May 5, 2024
Game-changing obesity drugs go mainstream: what scientists are learning

Game-changing obesity drugs go mainstream: what scientists are learning

Close-up of a packet of the drug Wegovy

US demand for weight-loss drug Wegovy has been so strong that its maker has effectively limited the number of people who can start taking the drug.Credit: EPA-EFE/Shutterstock

A new generation of drugs is revolutionizing the treatment of obesity and astonishing researchers with their potency. The drug semaglutide, for example, enabled one-third of clinical-trial participants to shed at least 20% of their body weight1. Tirzepatide, a competing therapy, achieved similar results in more than half of study participants2.

Despite their high effectiveness, researchers are learning that these drugs are not necessarily the solution for everyone living with obesity. “Everybody wants to try them but not everyone responds to them,” says Andres Acosta, an obesity specialist at Mayo Clinic in Rochester, Minnesota. Now that semaglutide and tirzepatide have been around for some time, health-care providers are beginning to identify who is likely to benefit the most from them — and to recognize challenges in the drugs’ use.

Hungry brain or hungry gut?

The drugs act by mimicking a hormone called glucagon-like peptide 1 (GLP-1), which is associated with appetite regulation. In 2021, the US Food and Drug Administration approved semaglutide, under the trade name Wegovy, for treating obesity. And although the agency approved tirzepatide, marketed as Mounjaro, in 2022 for treatment of only type 2 diabetes, the drug is often prescribed as a weight-loss agent.

Specialists have observed that people’s response to medication depends on the underlying cause of their obesity. Such observations have prompted Acosta and his colleagues to develop a method to tailor the medications to each individual3. The team classified people with obesity into four subtypes: those who need to eat more to reach fullness (which the researchers called hungry brain); those who reach fullness with a regular-sized meal, but feel hungry again soon (hungry gut); those who eat to cope with emotions (emotional hunger); and those with a relatively slow metabolism (slow burn).

People with a hungry gut, who tend to get hungry in between meals, seemed to respond best to the new drugs, according to anecdotal observations by Acosta and his team. Acosta says that the reason is not clear, but that he has a hypothesis. “We think that these patients have low levels of GLP-1 hormones and that’s why they have obesity. And when you give them the replacement, the GLP-1 analogues, they do extremely well.”
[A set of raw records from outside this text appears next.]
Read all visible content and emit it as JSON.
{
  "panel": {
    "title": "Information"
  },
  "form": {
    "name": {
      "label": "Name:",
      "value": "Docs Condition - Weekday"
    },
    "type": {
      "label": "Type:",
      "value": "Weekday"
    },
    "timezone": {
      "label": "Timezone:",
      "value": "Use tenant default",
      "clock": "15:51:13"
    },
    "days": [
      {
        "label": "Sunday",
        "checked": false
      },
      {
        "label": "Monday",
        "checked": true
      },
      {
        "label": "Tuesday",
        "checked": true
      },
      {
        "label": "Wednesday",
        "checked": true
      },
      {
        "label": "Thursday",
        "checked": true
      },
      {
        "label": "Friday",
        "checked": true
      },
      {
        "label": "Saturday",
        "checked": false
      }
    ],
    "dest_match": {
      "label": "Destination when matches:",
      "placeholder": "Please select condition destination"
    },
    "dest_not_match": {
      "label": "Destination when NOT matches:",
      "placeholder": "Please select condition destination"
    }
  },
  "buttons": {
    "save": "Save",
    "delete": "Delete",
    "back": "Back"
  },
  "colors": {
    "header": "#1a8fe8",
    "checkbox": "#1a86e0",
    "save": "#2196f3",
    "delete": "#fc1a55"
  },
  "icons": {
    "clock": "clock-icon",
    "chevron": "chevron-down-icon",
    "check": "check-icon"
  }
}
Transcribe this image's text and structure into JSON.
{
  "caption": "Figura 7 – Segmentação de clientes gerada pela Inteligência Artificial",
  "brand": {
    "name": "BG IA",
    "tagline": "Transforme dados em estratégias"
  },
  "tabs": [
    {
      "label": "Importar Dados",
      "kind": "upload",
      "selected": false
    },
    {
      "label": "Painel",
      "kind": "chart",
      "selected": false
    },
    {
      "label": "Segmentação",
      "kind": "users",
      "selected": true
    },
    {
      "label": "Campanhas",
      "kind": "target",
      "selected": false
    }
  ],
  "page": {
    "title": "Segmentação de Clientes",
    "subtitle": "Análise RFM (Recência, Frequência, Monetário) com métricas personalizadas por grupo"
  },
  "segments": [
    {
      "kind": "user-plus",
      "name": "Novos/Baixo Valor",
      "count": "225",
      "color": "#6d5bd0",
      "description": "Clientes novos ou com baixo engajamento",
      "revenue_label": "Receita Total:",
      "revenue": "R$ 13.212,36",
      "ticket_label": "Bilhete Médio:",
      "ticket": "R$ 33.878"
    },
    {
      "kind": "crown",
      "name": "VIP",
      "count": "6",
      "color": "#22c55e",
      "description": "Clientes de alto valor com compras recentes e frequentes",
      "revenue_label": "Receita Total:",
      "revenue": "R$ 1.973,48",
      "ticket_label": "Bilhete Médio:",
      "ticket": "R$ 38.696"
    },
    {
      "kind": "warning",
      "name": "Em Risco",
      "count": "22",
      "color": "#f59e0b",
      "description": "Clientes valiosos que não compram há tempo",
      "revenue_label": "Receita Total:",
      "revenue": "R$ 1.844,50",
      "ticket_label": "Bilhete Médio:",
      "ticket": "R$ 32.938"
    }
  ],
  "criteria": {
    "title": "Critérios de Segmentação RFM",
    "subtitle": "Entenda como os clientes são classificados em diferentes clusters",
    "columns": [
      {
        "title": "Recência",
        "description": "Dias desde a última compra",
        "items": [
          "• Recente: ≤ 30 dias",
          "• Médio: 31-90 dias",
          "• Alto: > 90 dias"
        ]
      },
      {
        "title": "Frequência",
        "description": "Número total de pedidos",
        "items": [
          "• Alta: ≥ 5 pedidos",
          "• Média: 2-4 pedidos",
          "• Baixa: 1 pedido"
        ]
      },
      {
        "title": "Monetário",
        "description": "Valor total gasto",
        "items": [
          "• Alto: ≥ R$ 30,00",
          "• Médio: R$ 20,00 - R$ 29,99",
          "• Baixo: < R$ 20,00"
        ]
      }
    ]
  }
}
At Mayo Clinic, practitioners have used these criteria to guide treatment with an older GLP-1-mimicking drug called liraglutide. A study led by Acosta found that after using liraglutide for a year, participants with hungry-gut obesity lost twice as much weight as those from a general population of people with obesity3.

Full up

Beverly Tchang, an endocrinologist at Weill Cornell Medicine in New York City, says that Acosta’s team was the first to subdivide obesity into these categories. Her own anecdotal experience leads her to agree that people with the hungry-gut phenotype tend to do well when taking the GLP-1-mimicking drugs. Data from other groups also support Acosta’s hypothesis4. “We do know that semaglutide slows down the gut and does improve measures of fullness,” she says.

Because of their weekly regimen, the drugs are also benefiting people with erratic schedules and work shifts, notes Peminda Cabandugama, an endocrinologist at the Cleveland Clinic in Ohio and a spokesperson for The Obesity Society. Some of the other medications have to be taken at a certain time of day, he says, and “that can be difficult” for those with irregular sleep schedules.

Lifelong regimen?

Researchers hope to learn not only who is most likely to benefit but also how long people should take these medications. A clinical trial5 showed that participants who stopped taking semaglutide after 20 weeks regained most of the weight they had initially lost, whereas those who remained on the medication continued to lose weight. Acosta says that obesity is now understood as a chronic disease and these medications are being recommended for the long term. “Now, do we know what long term means? I think nobody knows and I hope it’s not for life. But those are studies that need to be done.”

Another challenge, according to Tchang, is that these drugs are so efficient that practitioners are starting to discuss how much weight loss is too much. Weight loss leads to a reduction in both fat and muscle, she says. And muscle loss raises the risk of cardiovascular disease, osteoporosis and other disorders — an especially problematic outcome for older people and those with pre-existing cardiovascular conditions. Such populations are subject to what’s called the obesity paradox, a correlation between weight loss and a higher rate of death.

When treating these at-risk people with the new drugs, providers are beginning to target the resolution of obesity-related problems, such as sleep apnoea, fatty liver disease and type 2 diabetes, rather than aiming for a marked weight reduction. To achieve that balance, specialists such as Tchang are increasingly exploring the possibility of prescribing lower doses.

“We want to find a place where we are treating a person for health, to prevent disease and to improve quality of life,” Tchang says. “It’s not necessarily about getting the most weight loss out of them.”